Кажется, ему в составе делегации вручали какое-то очередное Переходящее Красное Знамя за высокие показатели в работе. Больше он здесь не был. Дорогое его сердцу Министерство консервной промышленности располагалось по другому адресу.

Направляясь в Кабмин, Кирилюк испытывал некоторое беспокойство, подзабытое чувство приподнятости, которое всегда сопутствует событиям значительным и редким. Все-таки не каждый день идешь в здание высшего органа исполнительной власти страны.

Признаки демократических веяний обнаружились уже на площади перед зданием. Ее, эту парадную площадь, запрудили машины самого разного социального статуса от какой-то темно-синей помятой « копейки» до «мерседеса-600» – последнего писка автомобильной моды. Этот пресловутый «мерседес» стал притчей во языцах, символом успеха, состоятельности, благополучия, веса в бизнес-кругах. Даже в областных центрах увидеть «600-ый» было значительным событием для праздного ротозея. Выше такого авто мог быть разве что «ролл-ройс», о котором знали только то, что есть такой, но никто его в глаза не видел. Это что-то из Али-бабы и «Сезам, откройся».
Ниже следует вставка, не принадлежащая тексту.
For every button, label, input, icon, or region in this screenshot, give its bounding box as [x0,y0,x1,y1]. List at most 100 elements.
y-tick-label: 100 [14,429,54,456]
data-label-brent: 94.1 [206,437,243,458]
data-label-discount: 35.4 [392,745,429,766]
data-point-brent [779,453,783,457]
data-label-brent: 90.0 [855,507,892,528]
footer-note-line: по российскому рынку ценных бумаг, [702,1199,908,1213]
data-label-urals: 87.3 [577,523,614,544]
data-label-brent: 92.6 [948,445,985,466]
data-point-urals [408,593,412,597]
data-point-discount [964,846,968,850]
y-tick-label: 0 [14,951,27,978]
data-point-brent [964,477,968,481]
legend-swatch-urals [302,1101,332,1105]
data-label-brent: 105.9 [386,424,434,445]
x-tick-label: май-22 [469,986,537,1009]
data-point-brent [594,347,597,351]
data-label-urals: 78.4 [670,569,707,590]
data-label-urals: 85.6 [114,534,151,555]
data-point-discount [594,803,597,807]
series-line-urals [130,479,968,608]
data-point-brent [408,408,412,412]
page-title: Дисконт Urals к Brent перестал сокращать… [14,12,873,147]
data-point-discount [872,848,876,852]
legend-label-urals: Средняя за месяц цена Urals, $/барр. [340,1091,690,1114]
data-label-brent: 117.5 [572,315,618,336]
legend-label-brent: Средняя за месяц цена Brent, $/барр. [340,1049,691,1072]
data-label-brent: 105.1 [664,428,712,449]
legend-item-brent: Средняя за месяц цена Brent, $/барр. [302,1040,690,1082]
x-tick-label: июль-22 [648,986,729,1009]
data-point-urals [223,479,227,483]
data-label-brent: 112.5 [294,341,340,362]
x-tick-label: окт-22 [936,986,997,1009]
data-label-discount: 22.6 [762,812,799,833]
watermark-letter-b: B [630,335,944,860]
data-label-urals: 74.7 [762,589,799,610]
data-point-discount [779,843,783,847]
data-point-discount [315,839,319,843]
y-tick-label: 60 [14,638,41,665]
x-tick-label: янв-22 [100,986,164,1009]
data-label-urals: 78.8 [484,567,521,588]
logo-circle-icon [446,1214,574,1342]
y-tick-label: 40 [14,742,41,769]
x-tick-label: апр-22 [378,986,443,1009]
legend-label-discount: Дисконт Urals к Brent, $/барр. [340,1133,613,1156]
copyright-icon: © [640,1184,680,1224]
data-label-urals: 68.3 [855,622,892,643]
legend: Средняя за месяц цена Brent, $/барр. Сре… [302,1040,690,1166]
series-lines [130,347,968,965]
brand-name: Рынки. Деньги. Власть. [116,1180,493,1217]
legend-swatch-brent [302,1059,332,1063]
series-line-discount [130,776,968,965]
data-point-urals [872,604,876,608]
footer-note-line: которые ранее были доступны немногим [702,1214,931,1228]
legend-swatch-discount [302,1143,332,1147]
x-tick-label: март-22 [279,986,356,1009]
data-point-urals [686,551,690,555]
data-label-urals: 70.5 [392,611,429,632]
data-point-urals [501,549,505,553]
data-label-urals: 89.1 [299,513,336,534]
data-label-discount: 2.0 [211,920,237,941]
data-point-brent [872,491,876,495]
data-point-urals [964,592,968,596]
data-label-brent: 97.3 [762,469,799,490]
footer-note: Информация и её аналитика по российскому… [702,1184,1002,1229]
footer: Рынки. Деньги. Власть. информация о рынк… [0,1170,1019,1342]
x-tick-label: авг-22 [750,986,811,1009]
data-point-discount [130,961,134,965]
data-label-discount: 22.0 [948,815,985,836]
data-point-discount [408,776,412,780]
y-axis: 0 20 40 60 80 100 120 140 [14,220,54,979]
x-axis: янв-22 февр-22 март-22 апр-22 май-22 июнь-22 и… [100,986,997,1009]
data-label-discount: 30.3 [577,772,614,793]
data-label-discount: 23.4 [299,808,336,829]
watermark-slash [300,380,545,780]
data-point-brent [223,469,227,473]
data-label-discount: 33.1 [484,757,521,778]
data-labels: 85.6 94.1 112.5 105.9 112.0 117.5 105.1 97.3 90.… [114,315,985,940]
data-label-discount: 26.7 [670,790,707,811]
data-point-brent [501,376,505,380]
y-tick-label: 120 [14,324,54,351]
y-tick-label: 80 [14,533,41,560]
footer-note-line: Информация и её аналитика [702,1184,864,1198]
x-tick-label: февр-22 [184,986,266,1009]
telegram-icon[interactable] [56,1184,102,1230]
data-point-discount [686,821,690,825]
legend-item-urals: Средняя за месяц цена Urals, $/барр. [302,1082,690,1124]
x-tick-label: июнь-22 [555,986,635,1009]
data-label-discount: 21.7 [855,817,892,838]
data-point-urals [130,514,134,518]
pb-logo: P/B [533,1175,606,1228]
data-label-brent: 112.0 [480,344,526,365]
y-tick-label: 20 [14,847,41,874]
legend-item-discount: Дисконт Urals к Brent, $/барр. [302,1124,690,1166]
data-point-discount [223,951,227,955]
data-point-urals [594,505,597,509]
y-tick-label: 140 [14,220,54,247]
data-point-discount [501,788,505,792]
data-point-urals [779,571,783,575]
Так вот таких «мерседесов» перед зданием правительства стояло несколько, а рядом прижались подержанные «каддилаки», «ниссаны», «тойоты», «вольво» и совсем уже никчемные «Волги» и «девятки». Виталий Семенович недоуменно сдвинул плечами, раздумывая, по каким таким делам сюда прикатил хозяин покареженной «Нивы».

Как и всякий смертный, Кирилюк, собранный, деловой, официальный, с участившимся немного пульсом, вошел в помпезный вестибюль. Молодой милиционер, расхристанный от духоты, небрежно посмотрел в паспорт и отвернулся, считая свою миссию законченной.

Ошарашенный таким приемом, Кирилюк поднялся на второй этаж по все тем же ковровым дорожкам, которые он помнил из призрачного прошлого; только теперь эти дорожки поистерлись, выцвели, бахрома по краям поистрепалась, орнамента почти не видно, дорожки запылились, монументальные болты потускнели и выглядели несуразно. На всех этажах стоял гул, как на подходе к аэропорту или на вас напал пчелиный рой. Люди, люди, люди – бесчисленное количество снующих по коридорам людей, от которых рябит в глазах и грозит головокружением. На кабинетах – таблички, таблички, где массивные, основательные, исконные, а где наспех сделанные, чуть ли не на картоне. «Министр», «Зам министра», «Начальник управления» – калейдоскоп. Блестящие костюмы от СенЛорана и турецкая дешевка; солидный медведь, всю жизнь создававший себе карьеру, и выскочка в потертых джинсах; известный юрист по делам огромной фирмы и лицо кавказской национальности, пристающее ко всем с вопросом: «А дэ тут грэчку разрешают…». Короче, Вавилон. Наряду с посетителями по этажам ходили ремонтники в фирменных комбинезонах, уже напрочь измазанных краской, известью и клеем. Возле некоторых кабинетов стояли огромные шкафы старой выделки, переносимые и перевозимые, наверно, сотни раз из одних кабинетов в другие. Стояли и новые, изящные и хрупкие, как стоят молоденькие барышни возле своих внушительных маменек. Воздух демократических перемен! Пока он состоял, как сделал вывод Кирилюк, из этого броуновского движения масс по коридорам власти, ремонтов многочисленных кабинетов, переселения чиновников из одних комнат в другие. Изменения состояли и в том, что симпатичные девицы, снующие из одних дверей в другие красовались в невесомых платьицах на невесомых бретельках, которые подавали «товар» в наилучшем и откровенном виде. Не Кабинет Министров, а кафешантан где-нибудь в Ницце. Зато на лицах сугубая деловитость и отстраненность. Вот отворилась дверь, откуда осторожно выплыла молоденькая секретарша с подносом, на котором дымилась чашка кофе и лежало что-то еще в пакетиках. Прошла две двери и впорхнула в третью.